悪口祭(あくたいまつり)は大晦日の夜11時より、大岩山毘沙門天のふもとにあります登山道入り口を出発し、大岩山毘沙門天本堂まで歩いて参ります。その際、参加者の皆様が「ばかやろう」をはじめとした悪口を言いながら登っていき、1年中の厄を落とし、また溜まったうっぷんを晴らして、清々しい新年を迎えるという行事です。
なお、「びんぼう」や「どろぼう」などの「ぼう」のつく悪口は言ってはならないとされています。それ以外であれば何を言ってもかまいません。

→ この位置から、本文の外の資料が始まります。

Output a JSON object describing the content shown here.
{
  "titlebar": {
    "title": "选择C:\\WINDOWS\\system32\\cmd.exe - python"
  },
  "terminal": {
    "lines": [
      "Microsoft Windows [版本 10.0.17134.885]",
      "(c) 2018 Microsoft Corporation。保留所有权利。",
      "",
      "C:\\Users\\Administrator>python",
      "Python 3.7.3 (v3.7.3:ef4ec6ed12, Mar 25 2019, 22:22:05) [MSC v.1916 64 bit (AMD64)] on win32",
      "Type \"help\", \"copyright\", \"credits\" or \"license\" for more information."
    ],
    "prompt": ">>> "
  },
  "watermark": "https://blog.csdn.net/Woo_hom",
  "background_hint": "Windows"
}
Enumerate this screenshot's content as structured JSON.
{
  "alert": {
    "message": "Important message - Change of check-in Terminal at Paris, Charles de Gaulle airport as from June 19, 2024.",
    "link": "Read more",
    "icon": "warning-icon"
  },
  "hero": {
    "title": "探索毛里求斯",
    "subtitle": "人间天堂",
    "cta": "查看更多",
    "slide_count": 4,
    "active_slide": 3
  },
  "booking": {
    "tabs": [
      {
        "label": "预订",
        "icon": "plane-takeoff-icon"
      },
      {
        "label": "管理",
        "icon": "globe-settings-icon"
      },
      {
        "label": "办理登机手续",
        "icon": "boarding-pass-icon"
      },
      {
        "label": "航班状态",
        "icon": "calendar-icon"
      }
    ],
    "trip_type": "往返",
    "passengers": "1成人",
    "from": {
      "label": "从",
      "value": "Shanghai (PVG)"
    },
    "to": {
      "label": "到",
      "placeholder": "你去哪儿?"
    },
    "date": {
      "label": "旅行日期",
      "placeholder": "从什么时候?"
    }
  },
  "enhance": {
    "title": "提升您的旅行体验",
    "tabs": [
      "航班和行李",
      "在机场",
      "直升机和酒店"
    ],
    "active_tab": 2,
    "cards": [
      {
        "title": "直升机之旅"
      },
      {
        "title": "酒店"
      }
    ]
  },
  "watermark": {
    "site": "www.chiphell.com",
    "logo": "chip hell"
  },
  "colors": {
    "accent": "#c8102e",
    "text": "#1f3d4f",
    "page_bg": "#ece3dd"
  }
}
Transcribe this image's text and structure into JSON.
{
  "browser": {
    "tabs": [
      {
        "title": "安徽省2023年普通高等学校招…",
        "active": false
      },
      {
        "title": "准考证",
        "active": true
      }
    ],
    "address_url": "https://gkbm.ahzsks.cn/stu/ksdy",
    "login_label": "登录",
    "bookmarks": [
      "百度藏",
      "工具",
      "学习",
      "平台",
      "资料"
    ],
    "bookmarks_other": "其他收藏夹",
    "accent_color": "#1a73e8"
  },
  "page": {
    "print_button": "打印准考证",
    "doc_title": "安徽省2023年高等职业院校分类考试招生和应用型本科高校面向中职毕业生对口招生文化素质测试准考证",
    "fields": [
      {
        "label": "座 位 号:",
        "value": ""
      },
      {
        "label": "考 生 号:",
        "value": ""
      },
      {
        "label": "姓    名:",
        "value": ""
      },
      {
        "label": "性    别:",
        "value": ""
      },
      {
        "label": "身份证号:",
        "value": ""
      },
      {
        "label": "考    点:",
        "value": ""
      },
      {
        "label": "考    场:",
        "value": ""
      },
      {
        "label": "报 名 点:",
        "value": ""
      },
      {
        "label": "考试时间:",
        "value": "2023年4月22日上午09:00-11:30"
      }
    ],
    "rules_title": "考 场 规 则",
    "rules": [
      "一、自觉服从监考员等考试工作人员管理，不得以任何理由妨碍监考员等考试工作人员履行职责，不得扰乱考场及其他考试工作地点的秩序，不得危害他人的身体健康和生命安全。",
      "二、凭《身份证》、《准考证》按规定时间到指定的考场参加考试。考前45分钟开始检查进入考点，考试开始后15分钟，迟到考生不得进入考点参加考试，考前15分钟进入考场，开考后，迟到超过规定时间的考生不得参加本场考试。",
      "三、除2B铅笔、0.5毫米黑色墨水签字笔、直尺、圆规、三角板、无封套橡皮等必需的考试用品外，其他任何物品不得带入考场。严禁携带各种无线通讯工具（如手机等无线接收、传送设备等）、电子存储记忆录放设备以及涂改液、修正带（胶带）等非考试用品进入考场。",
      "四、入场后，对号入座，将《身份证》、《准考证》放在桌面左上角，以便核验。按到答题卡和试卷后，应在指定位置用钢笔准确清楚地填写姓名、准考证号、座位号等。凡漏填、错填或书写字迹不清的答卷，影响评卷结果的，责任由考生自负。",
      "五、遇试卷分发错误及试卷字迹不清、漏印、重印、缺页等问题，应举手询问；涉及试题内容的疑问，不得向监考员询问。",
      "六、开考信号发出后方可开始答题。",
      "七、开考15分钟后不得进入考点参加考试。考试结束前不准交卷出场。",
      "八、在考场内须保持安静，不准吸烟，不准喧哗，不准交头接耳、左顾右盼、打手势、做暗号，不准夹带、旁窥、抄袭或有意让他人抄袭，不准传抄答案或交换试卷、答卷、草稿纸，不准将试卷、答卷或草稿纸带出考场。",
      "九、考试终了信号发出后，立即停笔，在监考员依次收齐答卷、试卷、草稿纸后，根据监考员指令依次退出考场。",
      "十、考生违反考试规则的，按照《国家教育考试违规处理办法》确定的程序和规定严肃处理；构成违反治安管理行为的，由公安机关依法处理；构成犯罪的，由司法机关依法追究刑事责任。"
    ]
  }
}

縁起は諸説あり、江戸末期、疫病が流行した際に、悪夢を食べる架空の動物「獏」を「ばくさま」と祈っていたものが「ばくやろう」、「ばかやろう」と訛っていった説が有力とされますが、この他に飢饉などで年貢を納められずに苦しむ農民に粋な計らいで悪口をつく御許しがあった説などがあり、定かではありません。

また、悪口祭でご信徒が山道を登っていく際、暗い山道を提灯(ちょうちん)で照らして行列を作っていたことから、提灯行列とも呼ばれています。
登山道が整備された現在も、街灯はまばらにしかありません。ご希望の方々には提灯と毘沙門天のお面を金一千円にて授与致しております。